Volume 36 Number 6 | December 2022

Miles Tompkins, MLT(ASCP)CM, ASCLS Board of Directors

Miles TompkinsWith the challenges that shortages bring to an already exhausted laboratory workforce, it can become easily justifiable for some facilities to grab anyone off the street who can hold a pipette to sit at a bench and put them to work. As of writing this article, government and regulatory agencies are considering relaxing the language and interpretations of who can call themselves a medical laboratory scientist or a medical laboratory technician. Not only is this an insult to the hundreds of thousands of laboratory professionals that have put in the hours of educational and practical experience, but it is a massive risk to patient safety and an erosion of the ethical principles our field is built on. Does anybody remember Theranos?

One of the duties in my current profession is to provide onboard training to new medical laboratorians and students. In this role, I facilitate training and guidance on compliance and the duty to report. I always start by asking the question, “Who in this room knows about Theranos?” As time has progressed, the number of raised hands has dwindled from over half the room, to sometimes none. In a brief synopsis I will explain.

Theranos was a private health technology company that about 10 years ago was discovered to have committed fraud on multiple levels to basically every agency imaginable. They intentionally hired inexperienced or non-laboratory educated individuals who did not have firm knowledge of things such as CLIA, CMS, proficiency testing, or the duty to report. Those they did hire who had that knowledge were quickly replaced or gaslighted into believing their limited, albeit correct, information was wrong. Theranos leaders, especially its famous CEO, Elizabeth Holmes, were eventually found out and are even to this day still in the court systems facing potential imprisonment.

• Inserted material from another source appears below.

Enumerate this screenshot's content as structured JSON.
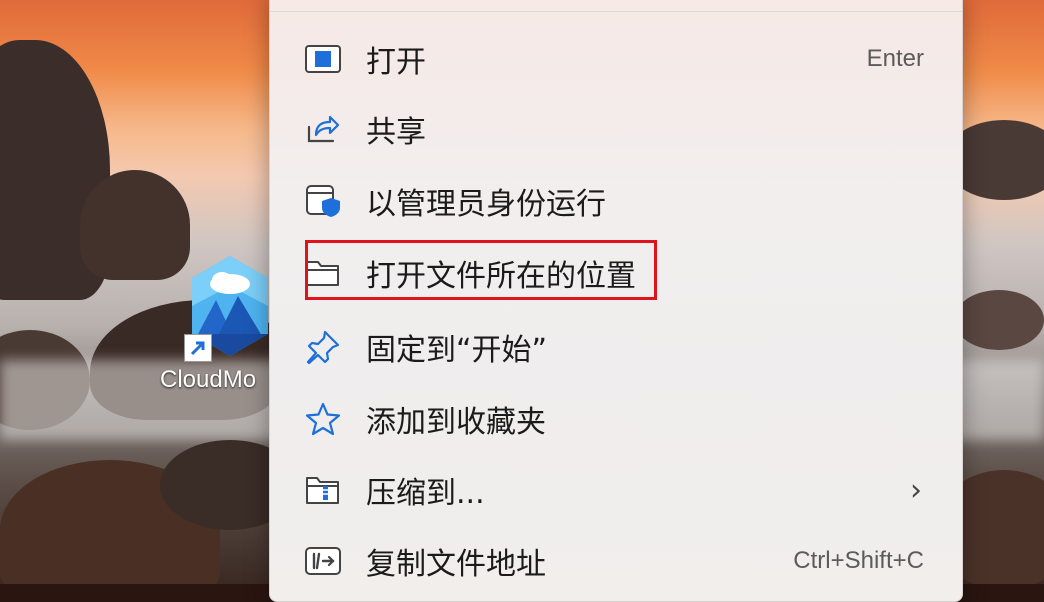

How can something that was such a huge and policy-changing story be forgotten? One of the many reasons I am proud to be a member, and more recently a director, of ASCLS is because our organization has always been at the forefront of promoting laboratory quality, ethics, and standards of practice. With a plethora of resources available to ASCLS members and the public, including entire sections of our website dedicated to patient safety, position papers, and advocacy for our profession, one of the most important of these is our ASCLS Code of Ethics. Under the section “Duty to the Patient,” it states:

Medical Laboratory Professionals are accountable for the quality and integrity of the laboratory services they provide. This obligation includes maintaining the highest level of individual competence as patient needs change, yet practicing within the limits of their level of practice. Medical Laboratory Professionals exercise sound judgment in all aspects of laboratory services they provide. Furthermore, Medical Laboratory Professionals safeguard patients from others’ incompetent or illegal practice through identification and appropriate reporting of instances where the integrity and high quality of laboratory services have been breached.

It is through our Code of Ethics, along with our Mission Vision Statement, that ASCLS challenges not just our own members, but the laboratory science community, to provide clear, immersive education to medical laboratory professionals of all levels of practice on the importance of compliance with regulatory and moral standards of care. While we may have a continuously younger and newer workforce that doesn’t remember the story of Elizabeth Holmes and Theranos, ASCLS will continue to provide the education, and by its members, the example, so that it will never happen again.

Author’s note: On November 18, 2022, the U.S. District Court for the Northern District of California sentenced Elizabeth Holmes to 135 months in prison, with an additional three years of supervised release. While she is expected to appeal the ruling, Elizabeth is to surrender herself to custody by April 27, 2023. 

Miles Tompkins is a Medical Technology Recruiting and Retention Specialist at the Diagnostic Laboratory of Oklahoma in Oklahoma City.